At their practice room in the hinterlands of South Sac, they and bassist Josh Helsel showed Elk Grove Patch the fruits of their labor—tens of thousands of dollars in instruments, CDs and cotton booty shorts emblazoned with the band’s logo and the words ‘Dirty Girl.’
Like in any success story, bandmembers say, the haters have started to come out of the woodwork. They grumble about competition and lack of support in Sacramento, where their shows draw fewer fans than in places like Denver and Maryland.
But after listening to the radio-ready, love-and-sex tunes on California Girls, we wouldn’t be surprised if they’re all over the local airwaves soon.
Despite being savvy businessmen, the Litchfield guys refuse to take themselves too seriously. That’s good, because we can’t either. Our favorite line on California Girls, “You are the catcher and I am the rye,” is about as deep as it gets. And Litchfield wants you to know that that’s OK.
You said on the phone that you started out as indie rockers, then began making music that was more commercial. Have you had to compromise to earn some success?
Josh: Our style changes a lot. We have our own label, so we decide what we want to do. We’re really into dub-step, so we’re putting on an event in Colorado with the largest DJs from around the world. We’re the main sponsor.
Mario: The biggest part of art is to express yourself, but we have to at least be fluent enough to look at how the system already works and take it up a notch. So if I have to put it in a little package, add some pretty colors, lasers, whatever, that’s OK as long as at the end of the day people get it. When we’ve got a million dollars in the bank, then maybe we can say we sold out.
Ben: It’s all about making people happy. That’s the point of music.
Describe your sound in three words.
Mario: Fun
Adam: Exciting
Ben: Energetic
Adam: You a$#hole, that’s like, the same thing.
Any musical influences?
Adam: Blink 182. That’s what inspired me to pick up a guitar.
Mario: Taking Back Sunday. Smashing Pumpkins. We’re not just inspired by music but by ideas, books, other people.
Adam: We’re really into the Law of Attraction, [business self-help author] Napoleon Hill.
What’s the coolest thing to do in Elk Grove?
All: Um…[sighs]…Elk Grove…
Mario: I got it: Pizza Bell. Pizza Bell is an Elk Grove landmark.
Adam: There isn’t anywhere to play in Elk Grove. They just wanna see the riff-raff out, and they see the music scene as bringing problems.
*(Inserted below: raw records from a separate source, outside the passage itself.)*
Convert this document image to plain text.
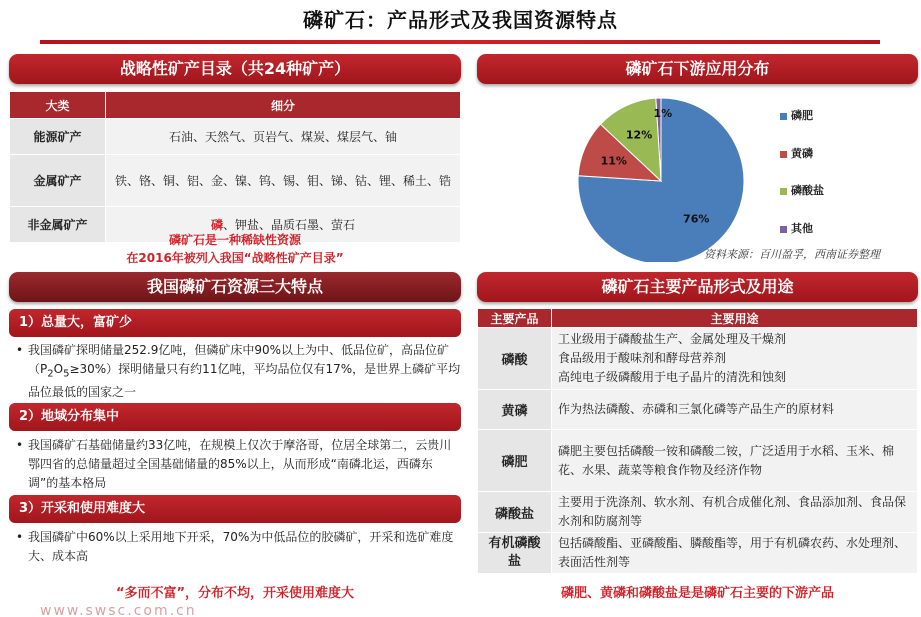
磷矿石：产品形式及我国资源特点
战略性矿产目录（共24种矿产）
大类	细分
能源矿产	石油、天然气、页岩气、煤炭、煤层气、铀
金属矿产	铁、铬、铜、铝、金、镍、钨、锡、钼、锑、钴、锂、稀土、锆
非金属矿产	磷、钾盐、晶质石墨、萤石
磷矿石是一种稀缺性资源
在2016年被列入我国“战略性矿产目录”
我国磷矿石资源三大特点
1）总量大，富矿少
• 我国磷矿探明储量252.9亿吨，但磷矿床中90%以上为中、低品位矿，高品位矿$(P_2O_5\ge 30\%)$探明储量只有约11亿吨，平均品位仅有17%，是世界上磷矿平均品位最低的国家之一
2）地域分布集中
• 我国磷矿石基础储量约33亿吨，在规模上仅次于摩洛哥，位居全球第二，云贵川鄂四省的总储量超过全国基础储量的85%以上，从而形成“南磷北运，西磷东调”的基本格局
3）开采和使用难度大
• 我国磷矿中60%以上采用地下开采，70%为中低品位的胶磷矿，开采和选矿难度大、成本高
“多而不富”，分布不均，开采使用难度大
磷矿石下游应用分布
1%
76%
11%
12%
磷肥
黄磷
磷酸盐
其他
资料来源：百川盈孚，西南证券整理
磷矿石主要产品形式及用途
主要产品	主要用途
磷酸	工业级用于磷酸盐生产、金属处理及干燥剂
食品级用于酸味剂和酵母营养剂
高纯电子级磷酸用于电子晶片的清洗和蚀刻

黄磷	作为热法磷酸、赤磷和三氯化磷等产品生产的原材料
磷肥	磷肥主要包括磷酸一铵和磷酸二铵，广泛适用于水稻、玉米、棉花、水果、蔬菜等粮食作物及经济作物
磷酸盐	主要用于洗涤剂、软水剂、有机合成催化剂、食品添加剂、食品保水剂和防腐剂等
有机磷酸盐	包括磷酸酯、亚磷酸酯、膦酸酯等，用于有机磷农药、水处理剂、表面活性剂等
磷肥、黄磷和磷酸盐是是磷矿石主要的下游产品
www.swsc.com.cn
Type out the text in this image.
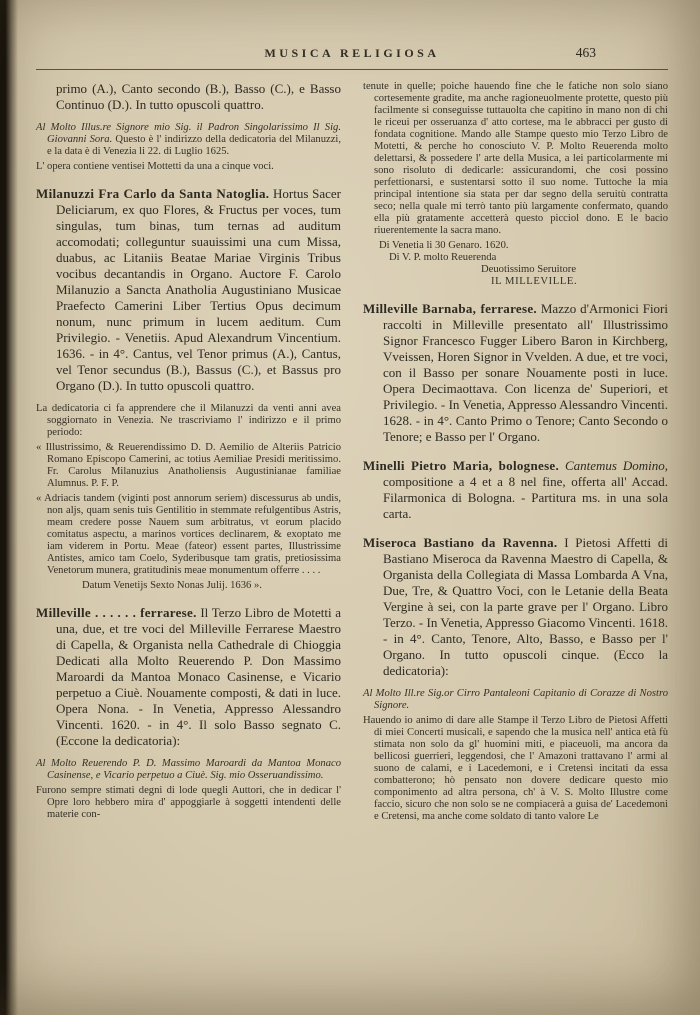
MUSICA RELIGIOSA	463

primo (A.), Canto secondo (B.), Basso (C.), e Basso Continuo (D.). In tutto opuscoli quattro.

Al Molto Illus.re Signore mio Sig. il Padron Singolarissimo Il Sig. Giovanni Sora. Questo è l' indirizzo della dedicatoria del Milanuzzi, e la data è di Venezia li 22. di Luglio 1625.

L' opera contiene ventisei Mottetti da una a cinque voci.

Milanuzzi Fra Carlo da Santa Natoglia. Hortus Sacer Deliciarum, ex quo Flores, & Fructus per voces, tum singulas, tum binas, tum ternas ad auditum accomodati; colleguntur suauissimi una cum Missa, duabus, ac Litaniis Beatae Mariae Virginis Tribus vocibus decantandis in Organo. Auctore F. Carolo Milanuzio a Sancta Anatholia Augustiniano Musicae Praefecto Camerini Liber Tertius Opus decimum nonum, nunc primum in lucem aeditum. Cum Privilegio. - Venetiis. Apud Alexandrum Vincentium. 1636. - in 4°. Cantus, vel Tenor primus (A.), Cantus, vel Tenor secundus (B.), Bassus (C.), et Bassus pro Organo (D.). In tutto opuscoli quattro.

La dedicatoria ci fa apprendere che il Milanuzzi da venti anni avea soggiornato in Venezia. Ne trascriviamo l' indirizzo e il primo periodo:

« Illustrissimo, & Reuerendissimo D. D. Aemilio de Alteriis Patricio Romano Episcopo Camerini, ac totius Aemiliae Presidi meritissimo. Fr. Carolus Milanuzius Anatholiensis Augustinianae familiae Alumnus. P. F. P.

« Adriacis tandem (viginti post annorum seriem) discessurus ab undis, non aljs, quam senis tuis Gentilitio in stemmate refulgentibus Astris, meam credere posse Nauem sum arbitratus, vt eorum placido comitatus aspectu, a marinos vortices declinarem, & exoptato me iam viderem in Portu. Meae (fateor) essent partes, Illustrissime Antistes, amico tam Coelo, Syderibusque tam gratis, pretiosissima Venetorum munera, gratitudinis meae monumentum offerre . . . .

Datum Venetijs Sexto Nonas Julij. 1636 ».

Milleville . . . . . . ferrarese. Il Terzo Libro de Motetti a una, due, et tre voci del Milleville Ferrarese Maestro di Capella, & Organista nella Cathedrale di Chioggia Dedicati alla Molto Reuerendo P. Don Massimo Maroardi da Mantoa Monaco Casinense, e Vicario perpetuo a Ciuè. Nouamente composti, & dati in luce. Opera Nona. - In Venetia, Appresso Alessandro Vincenti. 1620. - in 4°. Il solo Basso segnato C. (Eccone la dedicatoria):

Al Molto Reuerendo P. D. Massimo Maroardi da Mantoa Monaco Casinense, e Vicario perpetuo a Ciuè. Sig. mio Osseruandissimo.

Furono sempre stimati degni di lode quegli Auttori, che in dedicar l' Opre loro hebbero mira d' appoggiarle à soggetti intendenti delle materie con-

tenute in quelle; poiche hauendo fine che le fatiche non solo siano cortesemente gradite, ma anche ragioneuolmente protette, questo più facilmente si conseguisse tuttauolta che capitino in mano non di chi le riceui per osseruanza d' atto cortese, ma le abbracci per gusto di fondata cognitione. Mando alle Stampe questo mio Terzo Libro de Motetti, & perche ho conosciuto V. P. Molto Reuerenda molto delettarsi, & possedere l' arte della Musica, a lei particolarmente mi sono risoluto di dedicarle: assicurandomi, che così possino perfettionarsi, e sustentarsi sotto il suo nome. Tuttoche la mia principal intentione sia stata per dar segno della seruitù contratta seco; nella quale mi terrò tanto più largamente confermato, quando ella più gratamente accetterà questo picciol dono. E le bacio riuerentemente la sacra mano.

Di Venetia li 30 Genaro. 1620.

Di V. P. molto Reuerenda

Deuotissimo Seruitore

IL MILLEVILLE.

Milleville Barnaba, ferrarese. Mazzo d'Armonici Fiori raccolti in Milleville presentato all' Illustrissimo Signor Francesco Fugger Libero Baron in Kirchberg, Vveissen, Horen Signor in Vvelden. A due, et tre voci, con il Basso per sonare Nouamente posti in luce. Opera Decimaottava. Con licenza de' Superiori, et Privilegio. - In Venetia, Appresso Alessandro Vincenti. 1628. - in 4°. Canto Primo o Tenore; Canto Secondo o Tenore; e Basso per l' Organo.

Minelli Pietro Maria, bolognese. Cantemus Domino, compositione a 4 et a 8 nel fine, offerta all' Accad. Filarmonica di Bologna. - Partitura ms. in una sola carta.

Miseroca Bastiano da Ravenna. I Pietosi Affetti di Bastiano Miseroca da Ravenna Maestro di Capella, & Organista della Collegiata di Massa Lombarda A Vna, Due, Tre, & Quattro Voci, con le Letanie della Beata Vergine à sei, con la parte grave per l' Organo. Libro Terzo. - In Venetia, Appresso Giacomo Vincenti. 1618. - in 4°. Canto, Tenore, Alto, Basso, e Basso per l' Organo. In tutto opuscoli cinque. (Ecco la dedicatoria):

Al Molto Ill.re Sig.or Cirro Pantaleoni Capitanio di Corazze di Nostro Signore.

Hauendo io animo di dare alle Stampe il Terzo Libro de Pietosi Affetti di miei Concerti musicali, e sapendo che la musica nell' antica età fù stimata non solo da gl' huomini miti, e piaceuoli, ma ancora da bellicosi guerrieri, leggendosi, che l' Amazoni trattavano l' armi al suono de calami, e i Lacedemoni, e i Cretensi incitati da essa combatterono; hò pensato non dovere dedicare questo mio componimento ad altra persona, ch' à V. S. Molto Illustre come faccio, sicuro che non solo se ne compiacerà a guisa de' Lacedemoni e Cretensi, ma anche come soldato di tanto valore Le
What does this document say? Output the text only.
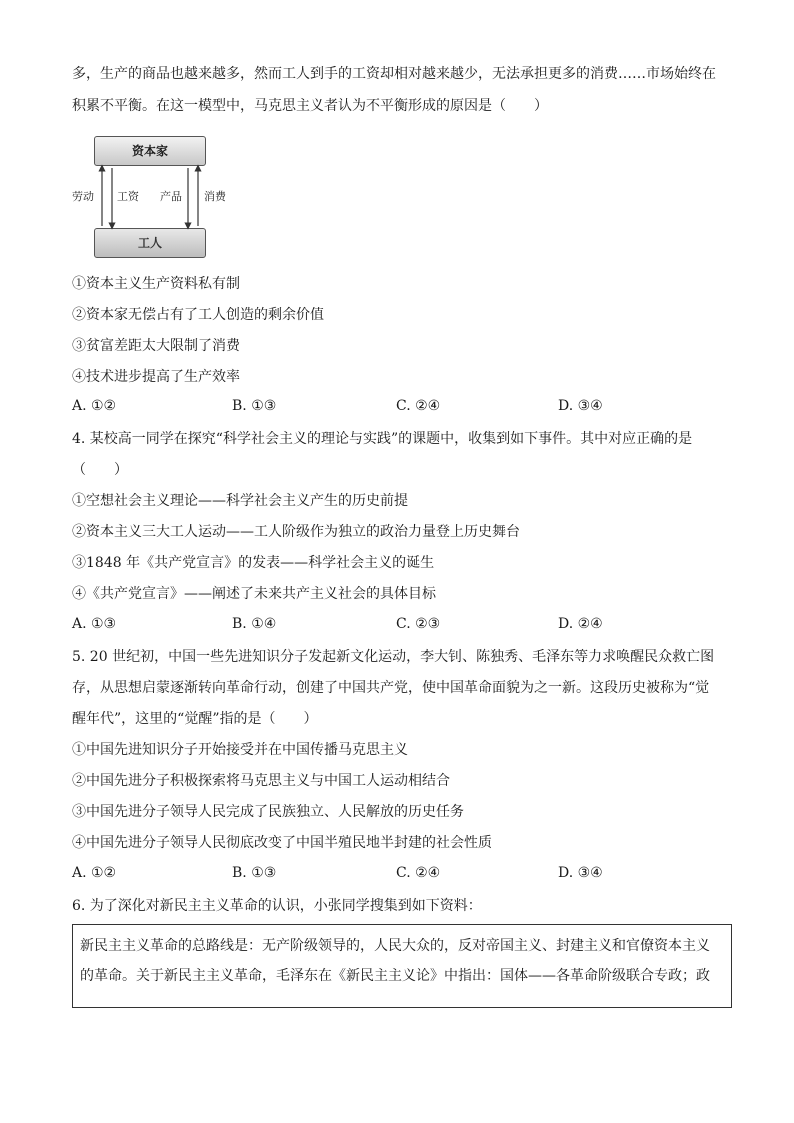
多，生产的商品也越来越多，然而工人到手的工资却相对越来越少，无法承担更多的消费……市场始终在
积累不平衡。在这一模型中，马克思主义者认为不平衡形成的原因是（　　）
资本家
工人
劳动 工资 产品 消费
①资本主义生产资料私有制
②资本家无偿占有了工人创造的剩余价值
③贫富差距太大限制了消费
④技术进步提高了生产效率
A. ①②	B. ①③	C. ②④	D. ③④
4. 某校高一同学在探究“科学社会主义的理论与实践”的课题中，收集到如下事件。其中对应正确的是
（　　）
①空想社会主义理论——科学社会主义产生的历史前提
②资本主义三大工人运动——工人阶级作为独立的政治力量登上历史舞台
③1848 年《共产党宣言》的发表——科学社会主义的诞生
④《共产党宣言》——阐述了未来共产主义社会的具体目标
A. ①③	B. ①④	C. ②③	D. ②④
5. 20 世纪初，中国一些先进知识分子发起新文化运动，李大钊、陈独秀、毛泽东等力求唤醒民众救亡图
存，从思想启蒙逐渐转向革命行动，创建了中国共产党，使中国革命面貌为之一新。这段历史被称为“觉
醒年代”，这里的“觉醒”指的是（　　）
①中国先进知识分子开始接受并在中国传播马克思主义
②中国先进分子积极探索将马克思主义与中国工人运动相结合
③中国先进分子领导人民完成了民族独立、人民解放的历史任务
④中国先进分子领导人民彻底改变了中国半殖民地半封建的社会性质
A. ①②	B. ①③	C. ②④	D. ③④
6. 为了深化对新民主主义革命的认识，小张同学搜集到如下资料：
新民主主义革命的总路线是：无产阶级领导的，人民大众的，反对帝国主义、封建主义和官僚资本主义
的革命。关于新民主主义革命，毛泽东在《新民主主义论》中指出：国体——各革命阶级联合专政；政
Mario: It drives business away. Teenagers have money, too.
In your video, you guys get turned away from a club. Is that autobiographical?
Mario: It was like a parody of a video. All these other artists fake it in their music videos; they’re up in the club with all these hot girls, drinking Cristal.
Adam: That’s not how it works in real life.
Josh: People say, ‘The song is about a girl, but she’s not in the video. Where’s the main character?’
Mario: Yeah, we couldn’t find any hot girls. [Laughs].
What’s next for Litchfield?
Josh: We want to help other bands do what we did. We’ve learned a lot over the last four years.
Adam: We’re not going to big-time anybody. We play birthday parties, we did the Elk Grove Chili Cook-Off. There’s always time for an autograph or picture with a fan.
Mario: We’re starting to see the potential in our band, and it’s putting smiles on our faces, because it took us a long time to get to this point.
Litchfield plays The Boardwalk on Friday, April 22.